BOB. He hated that acronym. Battery Operated Boyfriend. Yep. The husband's ultimate punishment. Instead of getting to deliver the goods to his wife, he had to settle on knowing that some inanimate object was taking care of business. Well, he committed the crime, and now he was being punished. Wait a minute! He had two punishments! First latrine cleanup duty which was bad enough. A nightmare really. And for a second punishment he had to play second fiddle to BOB! But he had a fond desire to get laid again sometime in this lifetime, so he had to suck it up and take his punishment like a man.

"Hey, Bones?" he called out. "Where are the cleaning supplies?" He heard a faint buzzing sound as the only response.
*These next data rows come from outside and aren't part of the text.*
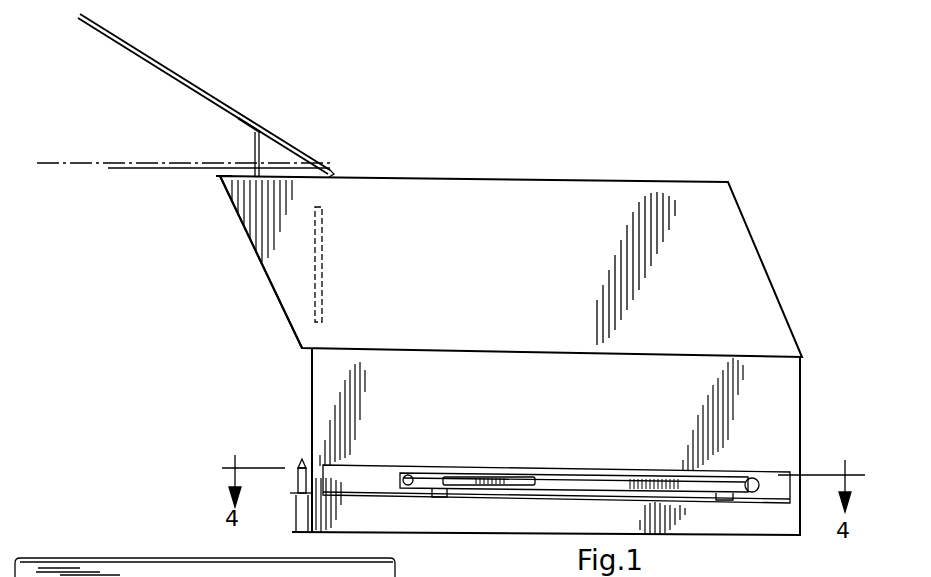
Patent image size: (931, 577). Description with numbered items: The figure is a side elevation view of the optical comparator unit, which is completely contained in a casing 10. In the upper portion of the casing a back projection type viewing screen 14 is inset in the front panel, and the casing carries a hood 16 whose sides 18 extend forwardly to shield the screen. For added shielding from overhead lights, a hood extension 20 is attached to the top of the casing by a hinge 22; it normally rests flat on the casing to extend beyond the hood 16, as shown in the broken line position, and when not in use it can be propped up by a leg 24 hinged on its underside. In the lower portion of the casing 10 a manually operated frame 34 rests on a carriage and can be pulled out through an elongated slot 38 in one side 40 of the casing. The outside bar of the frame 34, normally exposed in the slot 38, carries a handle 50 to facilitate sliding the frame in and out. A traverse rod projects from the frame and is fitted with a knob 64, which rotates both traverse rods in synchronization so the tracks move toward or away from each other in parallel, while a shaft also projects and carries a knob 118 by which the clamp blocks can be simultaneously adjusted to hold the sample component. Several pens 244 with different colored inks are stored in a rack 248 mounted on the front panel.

The casing 10 is at (514, 355).
The back projection type viewing screen 14 is at (320, 267).
The hood 16 is at (229, 174).
The sides 18 is at (259, 256).
The hood extension 20 is at (198, 88).
The hinge 22 is at (331, 170).
The leg 24 is at (262, 136).
The frame 34 is at (574, 459).
The elongated slot 38 is at (372, 465).
The side 40 is at (792, 426).
The handle 50 is at (501, 477).
The knob 64 is at (754, 478).
The knob 118 is at (411, 474).
The pens 244 is at (300, 470).
The rack 248 is at (306, 532).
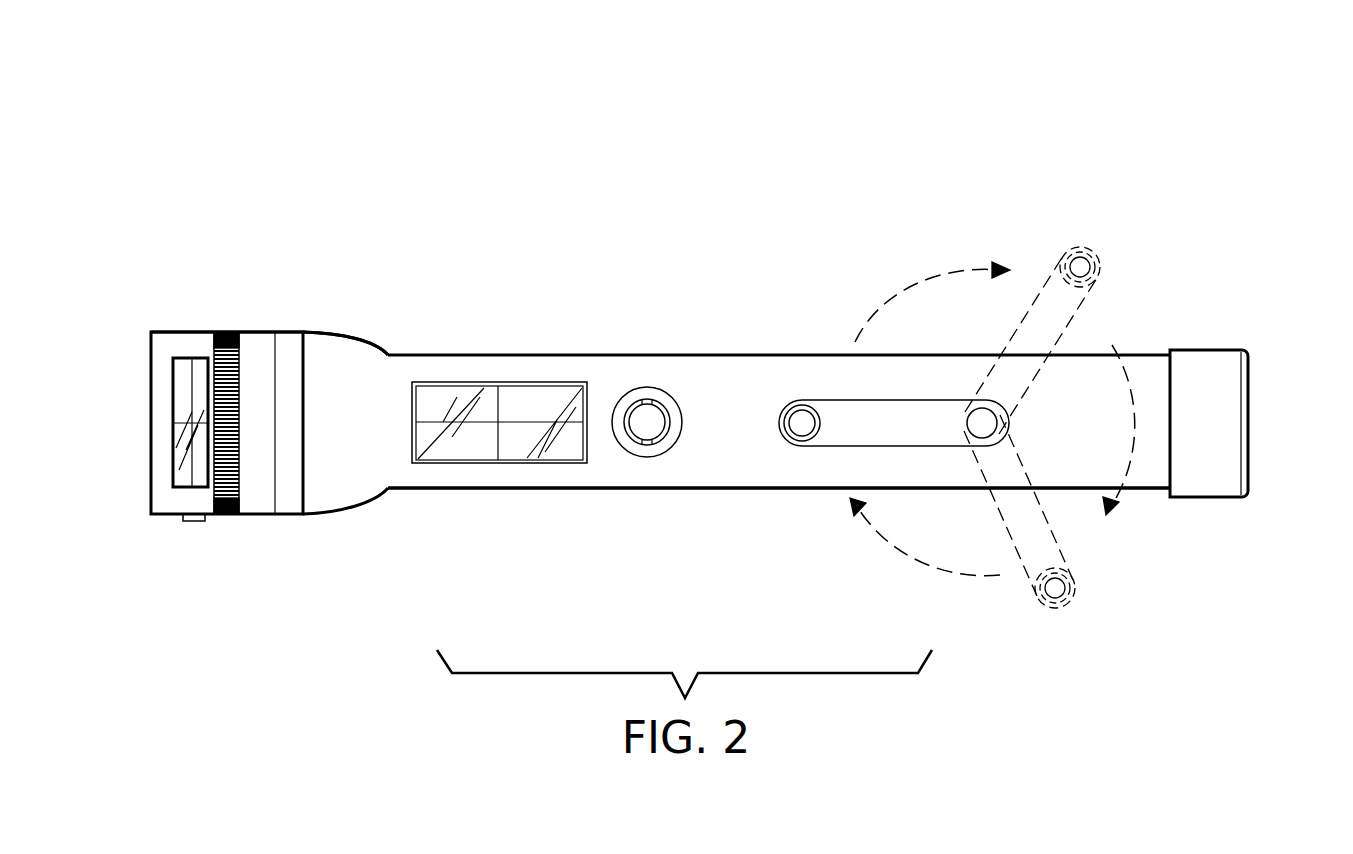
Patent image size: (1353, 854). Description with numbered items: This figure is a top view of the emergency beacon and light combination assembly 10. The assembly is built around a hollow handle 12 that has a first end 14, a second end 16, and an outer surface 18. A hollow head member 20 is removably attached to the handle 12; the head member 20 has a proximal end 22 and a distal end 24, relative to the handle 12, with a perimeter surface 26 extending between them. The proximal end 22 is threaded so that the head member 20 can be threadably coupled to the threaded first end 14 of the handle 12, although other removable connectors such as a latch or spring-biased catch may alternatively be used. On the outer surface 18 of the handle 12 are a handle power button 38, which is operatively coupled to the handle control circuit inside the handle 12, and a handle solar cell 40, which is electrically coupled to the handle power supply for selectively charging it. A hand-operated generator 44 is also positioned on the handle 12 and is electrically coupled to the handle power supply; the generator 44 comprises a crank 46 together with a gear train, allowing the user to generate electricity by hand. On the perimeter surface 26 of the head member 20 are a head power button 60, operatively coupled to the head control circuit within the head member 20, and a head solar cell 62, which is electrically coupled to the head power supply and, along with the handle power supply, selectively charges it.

The emergency beacon and light combination assembly 10 is at (1195, 151).
The hollow handle 12 is at (715, 367).
The first end 14 is at (275, 369).
The second end 16 is at (1249, 420).
The outer surface 18 is at (744, 457).
The head member 20 is at (254, 500).
The proximal end 22 is at (273, 483).
The distal end 24 is at (150, 430).
The perimeter surface 26 is at (178, 340).
The handle power button 38 is at (640, 418).
The handle solar cell 40 is at (515, 447).
The generator 44 is at (845, 450).
The crank 46 is at (832, 415).
The head power button 60 is at (185, 521).
The head solar cell 62 is at (180, 380).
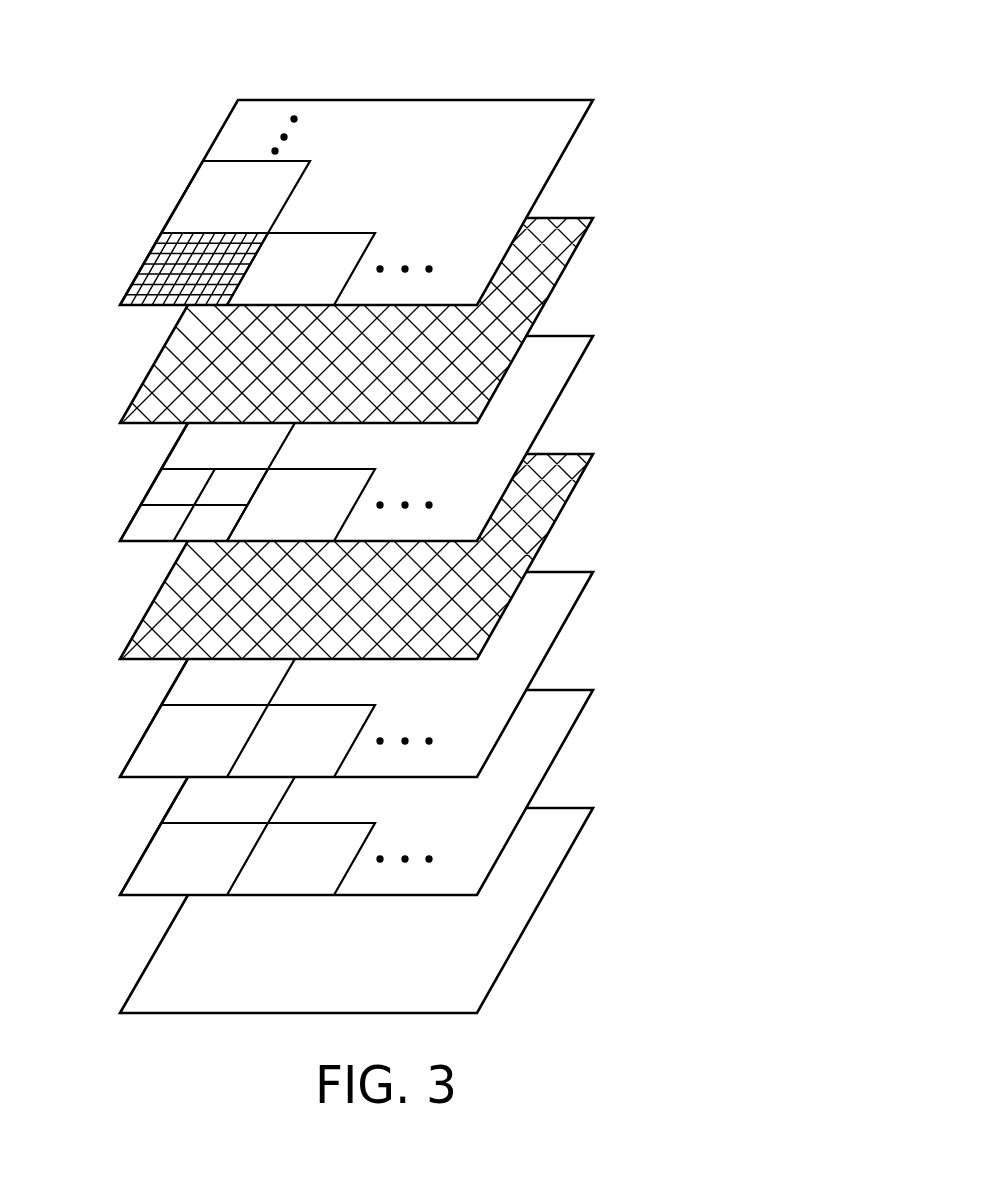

Slumping down in the tub, he took a healthy pull of beer thought the tubing of the Beer Hat. Might as well enjoy it while he had the chance. This was going to be a very long night.

A/N: There are probably a lot of things that can be done with this one, but I wanted it short and funny. The teasing comes in with mention of BOB, which I thought was something that Bones would use to drive Booth nuts at some point in their marriage. I hope you enjoyed this short excursion into the Deep Regrets storyline. Gregg.